On ne peut comprendre à quel point une simple cornemuse suffit à faire hurler les filles de plaisir si l’on n’a jamais vécu une Burns Night à Dumfries. Nous sommes en plein hiver, dans le sud-ouest de l’Écosse, mais les gelées de janvier ne pénètrent pas le chapiteau chauffé par une ambiance survoltée. Torse poil, brioche s’échappant du pantalon en cuir moule-poutre, gestuelle suggestive limite classée X, Cameron Barnes a mis la foule à genoux en soufflant dans le chalumeau comme si sa vie en dépendait, passant d’une balade celtique au rock le plus hardcore. Et la moitié féminine de l’assemblée joue le jeu, criant et sifflant avec jubilation – à croire qu’Elvis vient de ressusciter. Elvis avec une cornemuse. La troupe de cabaret Le Haggis (en français, histoire de pimper la panse de brebis farcie, plat national écossais) est de retour à Dumfries pour le Big Burns Supper (lire l’encadré) qui célèbre la naissance de Robert Burns (1759-1796), le barde du pays, le poète du Ayshire, le fils préféré de la nation celte. Et entre deux numéros burlesques sur un fil conducteur LGBT (don’t ask), les bagpipes soulèvent le barnum prêt à s’envoler.

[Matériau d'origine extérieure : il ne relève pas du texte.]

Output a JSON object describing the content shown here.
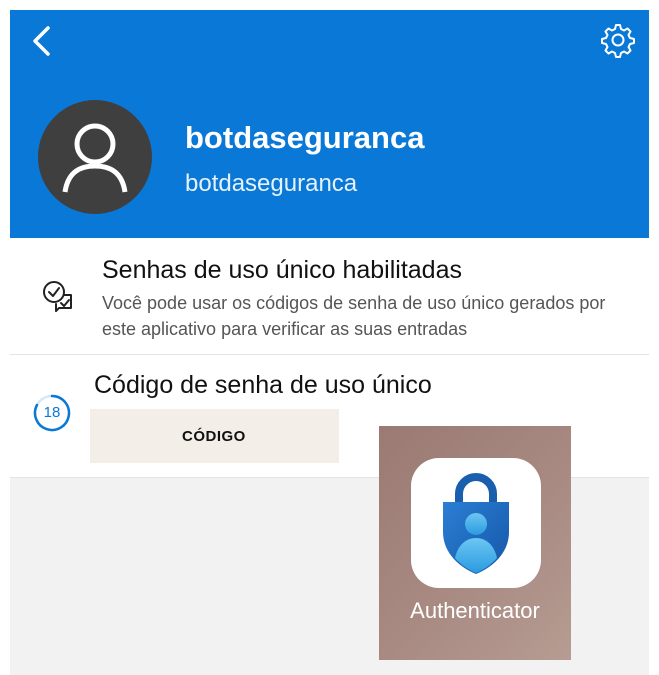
{
  "header": {
    "title": "botdaseguranca",
    "subtitle": "botdaseguranca",
    "background_color": "#0a78d7",
    "back_icon": "chevron-left-icon",
    "settings_icon": "gear-icon"
  },
  "one_time_passwords": {
    "title": "Senhas de uso único habilitadas",
    "description": "Você pode usar os códigos de senha de uso único gerados por este aplicativo para verificar as suas entradas",
    "icon": "check-chat-icon"
  },
  "otp_code": {
    "title": "Código de senha de uso único",
    "timer_value": "18",
    "code_label": "CÓDIGO",
    "accent_color": "#0a78d7"
  },
  "app_overlay": {
    "app_name": "Authenticator",
    "icon": "authenticator-lock-icon"
  }
}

Le 25 janvier, toute l’Écosse se met à table pour la Burns Night et le “souper de Burns”. On se réunit entre amis, le whisky coule à flots, le haggis est à l’honneur, et on le découpe après le fameux Hymne au haggis composé par l’écrivain. Mais à Dumfries, où est mort et inhumé le poète, la nuit s’étire sur dix jours, et l’on vient désormais du monde entier fleurir la sépulture et lever son verre. Si les Écossais n’ont aucunement besoin de prétexte pour vider leur godet, il faut en revanche les pousser un peu pour qu’ils s’aventurent dans le sud-ouest des Lowlands. Le tourisme dans l’Ayrshire et le Dumfries and Galloway est pour ainsi dire inexistant. Trop proche de l’Angleterre – la région ressemble beaucoup au Lake District, de l’autre côté de la frontière. Moins spectaculaire que les Highlands. Le visiteur étranger pourra donc goûter à l’Écosse à l’écart des hordes armées d’appareils photo, y compris en été.

Dettes et bâtards

Depuis Glasgow, il suffit de piquer en rectiligne au sud-ouest sur un peu moins de 60 kilomètres pour atteindre Alloway, bourg natal de Robert Burns aujourd’hui rattaché à Ayr. Un passionnant musée consacré à l’écrivain, sa vie, son œuvre, s’y est installé. Rien n’y est tu de sa vie mouvementée, de ses engagements libéraux et humanistes, de sa sympathie franc-maçonne, de ses amours illégitimes, de ses humeurs dépressives… ni du goût immodéré pour le whisky qui rythmait sa poétique. À quelques pas, son cottage natal se visite, et il suffit de traverser la rue pour se pencher sur la sépulture de son père, William, à l’ombre moussue de l’Auld Kirk of Alloway. En Écosse, les cimetières sont vivants, les pierres tombales chamboulées, plantées à la verticale dans la terre humide, en témoignent de guingois.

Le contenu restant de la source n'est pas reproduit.